Despite the multitude of breakthroughs in medicine, there still exists a failure of imagination when it comes to race in medicine and medical education. Many physicians and medical educators feel ill-equipped to engage debates about race in the classroom, yet educators must improve academic capacities for teaching about race (and racism) in medicine. Resources for curricular reform can be found here. Below are suggestions for curricular reform from preclinical to clinical education:
1. Address discrepancies in the behavioral portrayal of fictional patients in vignettes used to prepare for national exams.
2. Address use of race as a “hint” for correct answers in institutional level examinations and national examinations.

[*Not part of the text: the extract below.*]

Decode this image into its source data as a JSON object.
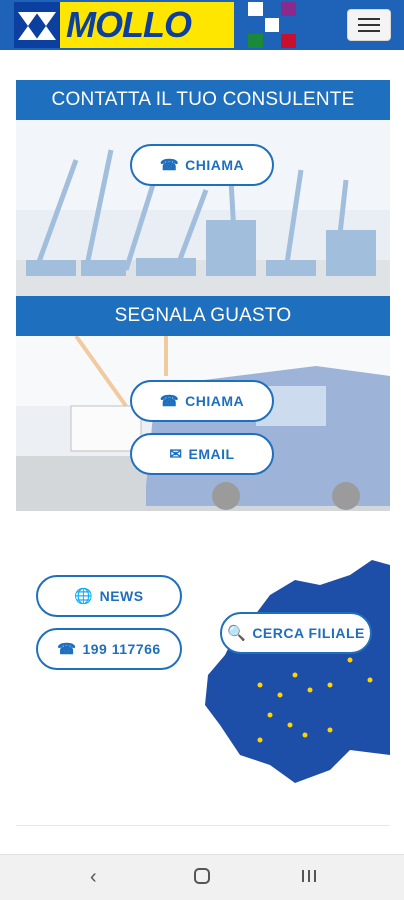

3. Address the use of race-based medicine (i.e., differing GFR calculations based on race) and the implications of race-based medicine on health outcomes (i.e., delay in being listed for kidney transplant).
4. Establish institutional policies that remove race in presentations on clinical rounds and removes race from clinical notes — race should only be listed in demographic information or social history, and it should be self-identified by the patient.
Asantewaa Ture is an internal medicine physician. Jeremy Chapman-Gould is a psychiatrist. Paul Kent is a hematology-oncology physician.